Expression analysis of genes associated with HFD promotion of tumor development

We performed qRT-PCR for expression of RNAs that were previously reported to be either significantly upregulated or downregulated in short latency mammary tumors that developed in continuous HFD mice (HFD-early) [6]. Results were compared for fold changes of HFD-early and HFD-late tumors vs. LFD tumors (Table 2) and of HFD-LFD-early and HFD-LFD-late tumors vs. LFD-HFD tumors (Table 3). HFD-early and HFD-late tumors were distinguishably different from each other. HFD-LFD-early tumors showed significant upregulation of RNAs for Ntf3, Trp53, Ccnd2, Ctnnb1, Brca1, Apaf1 and Bmp7, as well as downregulation of Bmp10. This showed excellent concordance with our previously published observations for these genes in HFD-early tumors [6] (see HFD-early in Table 2). HFD-LFD-late tumors showed a pattern of expression among these genes more similar to that in LFD-HFD tumors, and distinguishably different from that in the early occurring HFD-LFD tumors. Compared with HFD-LFD-early tumors, quite modest increases were observed for Ccnd2, Ctnnb1, and Brca1 expression in the HFD-LFD-late tumors, while Trp53 expression was modestly reduced. No significant alterations in expression were observed for the other genes. These results confirm that the HFD-LFD-early tumors retain the same basal-like gene expression pattern observed for the HFD-early tumors in our previous study [6].
Table 2

Gene expression in continuous diet DMBA-induced tumors

  

Fold regulation (compared with LFD)

Symbol

Description

HFD-earlya

HFD-late

Ntf3

Neurotrophin 3

53.4

6.3

Trp53

Transformation related protein 53

1.6

NS

Ccnd2

Cyclin D2

3.5

3.5

Ctnnb1

Catenin (cadherin associated protein), beta 1

1.8

−3.6

Brca1

Breast cancer 1

1.8

−1.5

Apaf1

Apoptotic peptidase activating factor 1

1.8

1.3

Bmp7

Bone morphogenetic protein 7

3.2

NS

Bmp10

Bone morphogenetic protein 10

−3.4

NS

DMBA 7,12-dimethylbenz[a]anthracene HFD high saturated animal fat diet, LFD low-fat diet

p < 0.05 for all genes listed, except NS = no significant change [n = 4 tumors per diet group (LFD, HFD-early, HFD-late)]
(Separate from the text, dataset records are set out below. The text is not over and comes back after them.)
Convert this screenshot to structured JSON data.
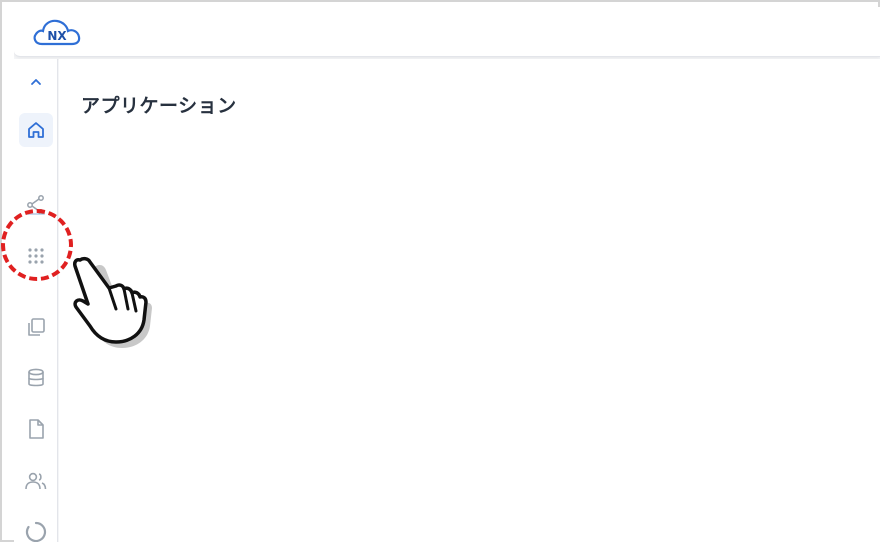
{
  "header": {
    "logo_text": "NX"
  },
  "sidebar": {
    "items": [
      {
        "name": "collapse",
        "icon": "chevron-up-icon"
      },
      {
        "name": "home",
        "icon": "home-icon",
        "active": true
      },
      {
        "name": "share",
        "icon": "share-icon"
      },
      {
        "name": "apps",
        "icon": "grid-icon",
        "highlighted": true
      },
      {
        "name": "copy",
        "icon": "copy-icon"
      },
      {
        "name": "database",
        "icon": "database-icon"
      },
      {
        "name": "document",
        "icon": "document-icon"
      },
      {
        "name": "users",
        "icon": "users-icon"
      },
      {
        "name": "loading",
        "icon": "spinner-icon"
      }
    ]
  },
  "main": {
    "title": "アプリケーション"
  },
  "annotation": {
    "highlight_color": "#e02020",
    "pointer": "hand-pointer-icon"
  },
  "colors": {
    "accent": "#2f6fd6",
    "icon_gray": "#9aa3ad",
    "title_text": "#27313f"
  }
}
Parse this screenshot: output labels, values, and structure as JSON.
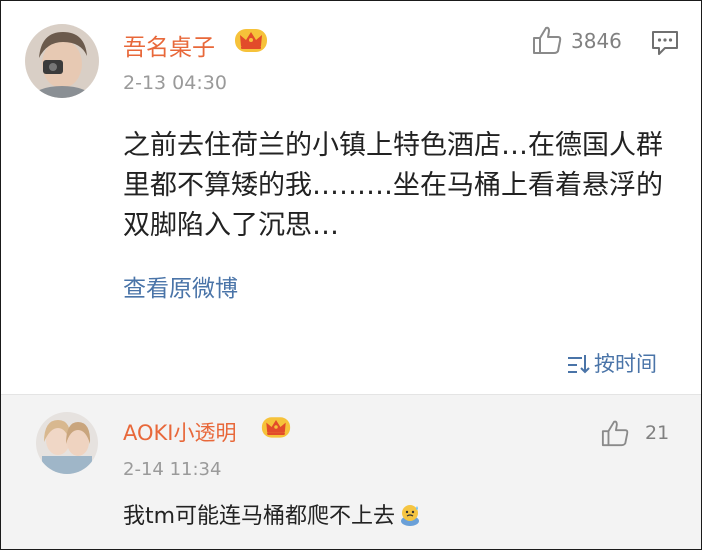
{
  "main_comment": {
    "username": "吾名桌子",
    "time": "2-13 04:30",
    "like_count": "3846",
    "text": "之前去住荷兰的小镇上特色酒店…在德国人群里都不算矮的我………坐在马桶上看着悬浮的双脚陷入了沉思…",
    "view_original": "查看原微博",
    "sort_label": "按时间",
    "icons": [
      "avatar",
      "vip-crown-icon",
      "thumbs-up-icon",
      "comment-icon",
      "sort-icon"
    ]
  },
  "reply": {
    "username": "AOKI小透明",
    "time": "2-14 11:34",
    "like_count": "21",
    "text": "我tm可能连马桶都爬不上去",
    "icons": [
      "avatar",
      "vip-crown-icon",
      "thumbs-up-icon",
      "sweat-emoji-icon"
    ]
  },
  "colors": {
    "username": "#e8683a",
    "link": "#4a74a8",
    "meta": "#9a9a9a",
    "reply_bg": "#f3f3f3"
  }
}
aHFD-early data from Zhao et al. [6]

Table 3

Gene expression in switched diet DMBA-induced tumors

  

Fold regulation (compared with LFD-HFD)

Symbol

Description

HFD-LFD-early

HFD-LFD-late

Ntf3

Neurotrophin 3

70.0

NS

Trp53

Transformation related protein 53

1.5

−1.2

Ccnd2

Cyclin D2

12.4

3.1

Ctnnb1

Catenin (cadherin associated protein), beta 1

5.4

1.4

Brca1

Breast cancer 1

2.9

1.4

Apaf1

Apoptotic peptidase activating factor 1

1.4

NS

Bmp7

Bone morphogenetic protein 7

5.6

NS

Bmp10

Bone morphogenetic protein 10

−2.7

NS

DMBA 7,12-dimethylbenz[a]anthracene HFD high saturated animal fat diet, HFD-LFD, mice on high saturated animal fat diet switched to low-fat diet, LFD low-fat diet, LFD-HFD mice on low-fat diet switched to high saturated animal fat diet

p < 0.05 for all genes listed, except NS = no significant change [n = 4 tumors per diet group (LFD-HFD, HFD-LFD-early, HFD-LFD-late)]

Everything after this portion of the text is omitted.